Michael Franz: Yep! I often travel with a stainless steel coffee vessel, and am often asked to take a sip (which I gurgle audibly as a sign of my bona fides!). So, I can just imagine our friend (who got us going on this topic) chugging that entire bottle of 1992 Cristal at the secutrity checkpoint....


Washington, D.C.: Speaking of Pinot Noir, what is your opinion of the up and coming pinot noir's coming out of Oregon in the past few years? Do you have any recomendations that would be available in the D.C. area--either at a restaurant or retail?
Longing for a taste from home. Thanks!

Michael Franz: Funny you should mention! I'm at work on a story regarding the Oregon Pinots from the great string of vintages running from 1998 through 2000, so stay tuned!


Washington, D.C. 22026: Hello Michael,

My wife and I find ourselves enjoying wine as of late, and we would like to start a small/modest collection of wines to have on hand. What would you suggest to start? We'd probably only want to initially spend $200-$300 and add on to it in time.

Your suggestions are appreciated.

Michael Franz: Hi,
This is exactly the position I was in when I was first bitten by the wine bug, except that I was thoroughly broke while newly married and struggling to complete a Ph.D. I recommend buying in small lots (one, two or three bottles, not cases) so that you can maximize your exposure. In my view, wine collecting should be not about heaping up possessions, but rather about learning, and also saving money (by taking advantage of sales) so that you can buy more wine--again in the service of learning! So, you might try working from the wines that you already know you like, buying a few when the price is right, but also working out in concentric circles from those bottlings to others that are similar but a bit different. For example, if you know you like California Cabs, try some cabs from Chile and Australia as well, to learn whether you like them more or less. Then, move out a bit more to see if you like, say, a Merlot made by the maker of the Chilean Cab you just learned that you like. Then, try several other Chilean Merlots to learn whether it is the region or the producer who is striking your fancy...and so forth. Read, read and read some more, and taste whenever you can (and don't spend more than you can afford and bring anxiety or spousal conflict into your love affair with wine) and you'll have a blast!


Washington, D.C.: I hope I'm never in the aisle seat below those two cases of wine in the overhead bin.

BTW, I hope you don't write up this airplane stuff in the print edition -- otherwise it might cause the airlines to stop allowing wine bottles on board or give some freak some crazy idea!

Michael Franz: Good point! Mum's the word!

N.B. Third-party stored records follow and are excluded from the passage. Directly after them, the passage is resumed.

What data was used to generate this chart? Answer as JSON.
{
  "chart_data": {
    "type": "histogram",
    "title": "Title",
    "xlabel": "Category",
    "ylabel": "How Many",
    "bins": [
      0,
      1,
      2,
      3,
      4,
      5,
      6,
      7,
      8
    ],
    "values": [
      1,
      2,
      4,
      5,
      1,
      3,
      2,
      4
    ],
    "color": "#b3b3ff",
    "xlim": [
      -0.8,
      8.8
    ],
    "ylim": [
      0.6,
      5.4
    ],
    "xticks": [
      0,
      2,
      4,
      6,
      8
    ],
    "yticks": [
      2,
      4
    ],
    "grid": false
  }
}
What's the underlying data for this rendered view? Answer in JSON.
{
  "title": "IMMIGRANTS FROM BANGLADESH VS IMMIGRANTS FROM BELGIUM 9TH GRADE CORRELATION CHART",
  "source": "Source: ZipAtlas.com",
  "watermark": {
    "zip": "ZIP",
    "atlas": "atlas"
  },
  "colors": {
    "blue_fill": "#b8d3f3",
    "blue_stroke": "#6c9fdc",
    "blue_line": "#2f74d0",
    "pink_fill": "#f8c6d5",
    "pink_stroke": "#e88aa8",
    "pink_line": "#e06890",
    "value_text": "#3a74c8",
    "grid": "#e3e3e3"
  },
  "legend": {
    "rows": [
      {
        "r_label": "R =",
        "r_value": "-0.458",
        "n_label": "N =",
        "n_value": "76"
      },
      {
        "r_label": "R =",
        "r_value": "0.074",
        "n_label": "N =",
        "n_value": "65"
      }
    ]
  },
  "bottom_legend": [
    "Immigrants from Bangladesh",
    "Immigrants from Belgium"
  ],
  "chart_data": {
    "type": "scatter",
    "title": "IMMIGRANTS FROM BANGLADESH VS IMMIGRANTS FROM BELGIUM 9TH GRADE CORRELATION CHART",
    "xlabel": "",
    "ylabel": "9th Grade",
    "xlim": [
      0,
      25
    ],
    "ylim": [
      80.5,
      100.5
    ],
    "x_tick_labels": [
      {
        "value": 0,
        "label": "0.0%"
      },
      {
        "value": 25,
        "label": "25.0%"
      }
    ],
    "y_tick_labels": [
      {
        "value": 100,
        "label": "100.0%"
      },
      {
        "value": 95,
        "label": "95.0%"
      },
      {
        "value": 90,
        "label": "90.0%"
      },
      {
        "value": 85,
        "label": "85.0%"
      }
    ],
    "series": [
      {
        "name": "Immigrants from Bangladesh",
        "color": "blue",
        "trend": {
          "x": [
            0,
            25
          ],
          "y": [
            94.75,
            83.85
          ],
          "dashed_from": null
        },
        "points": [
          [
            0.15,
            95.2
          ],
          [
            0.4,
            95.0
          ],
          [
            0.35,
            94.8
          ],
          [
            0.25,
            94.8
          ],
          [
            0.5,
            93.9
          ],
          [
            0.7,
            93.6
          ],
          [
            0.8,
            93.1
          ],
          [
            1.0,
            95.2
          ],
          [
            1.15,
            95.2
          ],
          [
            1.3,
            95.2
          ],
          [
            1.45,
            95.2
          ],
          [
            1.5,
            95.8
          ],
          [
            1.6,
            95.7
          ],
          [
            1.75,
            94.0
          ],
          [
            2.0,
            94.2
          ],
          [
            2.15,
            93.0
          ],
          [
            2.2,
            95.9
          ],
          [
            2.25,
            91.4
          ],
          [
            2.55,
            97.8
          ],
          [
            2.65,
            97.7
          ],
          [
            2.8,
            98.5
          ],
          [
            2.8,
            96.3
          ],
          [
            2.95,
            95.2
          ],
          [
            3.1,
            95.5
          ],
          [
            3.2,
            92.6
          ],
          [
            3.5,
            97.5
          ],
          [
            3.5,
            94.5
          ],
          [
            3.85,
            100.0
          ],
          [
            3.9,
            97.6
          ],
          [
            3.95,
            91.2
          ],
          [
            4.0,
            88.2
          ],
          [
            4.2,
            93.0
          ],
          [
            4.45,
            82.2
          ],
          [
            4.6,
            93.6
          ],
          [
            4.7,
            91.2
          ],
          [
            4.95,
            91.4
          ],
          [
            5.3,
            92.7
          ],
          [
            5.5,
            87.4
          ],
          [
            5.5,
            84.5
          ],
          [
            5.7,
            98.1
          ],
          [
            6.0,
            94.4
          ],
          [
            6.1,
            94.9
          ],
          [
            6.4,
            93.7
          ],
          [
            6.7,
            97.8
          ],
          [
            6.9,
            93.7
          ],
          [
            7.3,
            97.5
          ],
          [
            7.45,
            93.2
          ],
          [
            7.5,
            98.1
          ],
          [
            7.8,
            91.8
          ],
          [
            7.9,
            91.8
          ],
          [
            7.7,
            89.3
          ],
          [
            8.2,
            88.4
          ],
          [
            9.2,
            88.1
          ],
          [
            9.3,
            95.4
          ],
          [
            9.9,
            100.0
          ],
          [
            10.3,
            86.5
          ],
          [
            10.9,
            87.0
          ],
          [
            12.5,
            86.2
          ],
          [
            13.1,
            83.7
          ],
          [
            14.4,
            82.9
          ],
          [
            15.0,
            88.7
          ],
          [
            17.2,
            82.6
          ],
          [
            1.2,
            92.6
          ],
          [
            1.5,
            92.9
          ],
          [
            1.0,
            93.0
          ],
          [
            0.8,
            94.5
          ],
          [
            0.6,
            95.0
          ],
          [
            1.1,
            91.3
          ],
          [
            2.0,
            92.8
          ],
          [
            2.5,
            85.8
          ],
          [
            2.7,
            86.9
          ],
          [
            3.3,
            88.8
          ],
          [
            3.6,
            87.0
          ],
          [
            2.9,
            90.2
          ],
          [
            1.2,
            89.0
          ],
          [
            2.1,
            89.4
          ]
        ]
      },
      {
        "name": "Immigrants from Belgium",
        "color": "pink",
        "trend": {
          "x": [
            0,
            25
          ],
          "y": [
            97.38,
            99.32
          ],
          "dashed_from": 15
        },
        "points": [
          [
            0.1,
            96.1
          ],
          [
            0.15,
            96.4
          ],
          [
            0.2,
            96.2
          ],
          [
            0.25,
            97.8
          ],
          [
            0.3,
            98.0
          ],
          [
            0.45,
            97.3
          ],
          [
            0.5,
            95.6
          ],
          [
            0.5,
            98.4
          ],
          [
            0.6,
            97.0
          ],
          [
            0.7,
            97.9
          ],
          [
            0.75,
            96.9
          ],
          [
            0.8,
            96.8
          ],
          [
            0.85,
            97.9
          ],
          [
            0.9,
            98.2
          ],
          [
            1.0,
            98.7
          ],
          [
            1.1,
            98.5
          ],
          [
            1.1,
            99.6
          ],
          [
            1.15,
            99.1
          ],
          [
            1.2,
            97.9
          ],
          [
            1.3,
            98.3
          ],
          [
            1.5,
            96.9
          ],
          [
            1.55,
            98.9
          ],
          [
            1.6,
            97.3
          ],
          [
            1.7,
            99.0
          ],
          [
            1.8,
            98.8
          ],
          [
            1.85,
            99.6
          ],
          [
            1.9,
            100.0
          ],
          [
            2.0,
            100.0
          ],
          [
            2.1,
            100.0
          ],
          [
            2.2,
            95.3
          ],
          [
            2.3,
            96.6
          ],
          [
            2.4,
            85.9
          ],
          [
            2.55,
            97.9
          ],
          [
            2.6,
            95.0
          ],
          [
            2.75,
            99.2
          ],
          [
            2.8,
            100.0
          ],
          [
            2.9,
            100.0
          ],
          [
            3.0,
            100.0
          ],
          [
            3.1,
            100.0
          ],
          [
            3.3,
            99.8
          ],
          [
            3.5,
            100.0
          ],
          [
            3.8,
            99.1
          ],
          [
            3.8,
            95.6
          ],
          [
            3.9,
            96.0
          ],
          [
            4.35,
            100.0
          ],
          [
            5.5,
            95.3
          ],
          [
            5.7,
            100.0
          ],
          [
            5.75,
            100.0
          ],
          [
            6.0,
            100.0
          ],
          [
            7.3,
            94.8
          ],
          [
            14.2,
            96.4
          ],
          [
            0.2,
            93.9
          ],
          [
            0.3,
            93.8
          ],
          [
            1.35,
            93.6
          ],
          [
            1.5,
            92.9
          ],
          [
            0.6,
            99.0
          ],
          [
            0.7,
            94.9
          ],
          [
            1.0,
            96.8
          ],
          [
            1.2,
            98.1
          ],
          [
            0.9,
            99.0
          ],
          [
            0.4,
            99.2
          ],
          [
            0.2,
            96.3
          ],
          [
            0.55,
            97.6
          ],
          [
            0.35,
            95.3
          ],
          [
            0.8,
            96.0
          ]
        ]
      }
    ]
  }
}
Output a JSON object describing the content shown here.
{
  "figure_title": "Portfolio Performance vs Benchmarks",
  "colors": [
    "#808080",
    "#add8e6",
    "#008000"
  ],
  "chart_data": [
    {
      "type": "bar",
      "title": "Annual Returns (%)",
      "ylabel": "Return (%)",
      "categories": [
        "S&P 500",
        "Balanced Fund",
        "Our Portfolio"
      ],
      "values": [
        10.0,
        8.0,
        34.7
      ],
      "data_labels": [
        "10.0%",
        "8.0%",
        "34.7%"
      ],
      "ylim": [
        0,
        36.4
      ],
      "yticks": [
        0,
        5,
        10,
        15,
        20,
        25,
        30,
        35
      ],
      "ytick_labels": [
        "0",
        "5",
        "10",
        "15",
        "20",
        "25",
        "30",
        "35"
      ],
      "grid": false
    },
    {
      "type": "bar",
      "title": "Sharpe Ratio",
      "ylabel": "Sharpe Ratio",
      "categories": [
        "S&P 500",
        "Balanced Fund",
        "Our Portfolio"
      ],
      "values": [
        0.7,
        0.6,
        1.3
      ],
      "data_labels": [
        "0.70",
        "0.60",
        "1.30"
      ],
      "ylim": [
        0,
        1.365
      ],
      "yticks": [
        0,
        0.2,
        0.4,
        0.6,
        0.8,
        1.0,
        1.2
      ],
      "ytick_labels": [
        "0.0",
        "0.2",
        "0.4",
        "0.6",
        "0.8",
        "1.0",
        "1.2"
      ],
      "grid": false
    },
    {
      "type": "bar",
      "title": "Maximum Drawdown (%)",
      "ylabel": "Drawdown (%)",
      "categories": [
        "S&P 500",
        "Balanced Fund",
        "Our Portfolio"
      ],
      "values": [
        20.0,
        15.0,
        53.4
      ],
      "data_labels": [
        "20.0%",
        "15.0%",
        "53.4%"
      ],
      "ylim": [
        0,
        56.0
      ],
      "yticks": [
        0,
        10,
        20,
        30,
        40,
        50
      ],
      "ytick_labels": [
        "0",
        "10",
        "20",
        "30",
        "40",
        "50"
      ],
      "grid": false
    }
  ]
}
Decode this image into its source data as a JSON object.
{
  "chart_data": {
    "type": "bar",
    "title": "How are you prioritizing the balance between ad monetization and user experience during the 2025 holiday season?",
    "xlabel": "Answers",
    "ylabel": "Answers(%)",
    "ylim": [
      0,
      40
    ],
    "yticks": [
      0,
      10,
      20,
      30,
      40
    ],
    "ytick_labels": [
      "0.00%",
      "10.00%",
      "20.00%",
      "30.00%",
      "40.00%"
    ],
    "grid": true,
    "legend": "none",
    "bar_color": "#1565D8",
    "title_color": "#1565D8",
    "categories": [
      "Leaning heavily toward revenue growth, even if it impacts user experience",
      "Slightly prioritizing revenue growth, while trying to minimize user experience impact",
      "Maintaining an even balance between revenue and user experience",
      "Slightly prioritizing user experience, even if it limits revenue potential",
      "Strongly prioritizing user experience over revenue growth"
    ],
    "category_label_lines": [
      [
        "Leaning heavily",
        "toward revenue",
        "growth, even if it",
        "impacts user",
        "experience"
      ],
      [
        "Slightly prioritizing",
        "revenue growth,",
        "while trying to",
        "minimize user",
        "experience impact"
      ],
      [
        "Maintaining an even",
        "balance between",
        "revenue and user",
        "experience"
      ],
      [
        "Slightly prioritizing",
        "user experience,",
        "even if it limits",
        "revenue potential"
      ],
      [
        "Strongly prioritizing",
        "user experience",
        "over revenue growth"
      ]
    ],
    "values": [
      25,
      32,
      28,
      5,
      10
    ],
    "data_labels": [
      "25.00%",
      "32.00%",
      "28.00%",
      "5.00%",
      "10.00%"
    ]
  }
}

Michael Franz: Sheesh...time flies! Already our hour is up, and there are still a couple dozen great questions that must go unanswered. Please forgive me if I didn't get to your question, and please join in when we next crank up The Grapevine in two weeks, same time, same site. Until then, Cheers!


washingtonpost.com:

That wraps up today's show. Thanks to everyone who joined the discussion.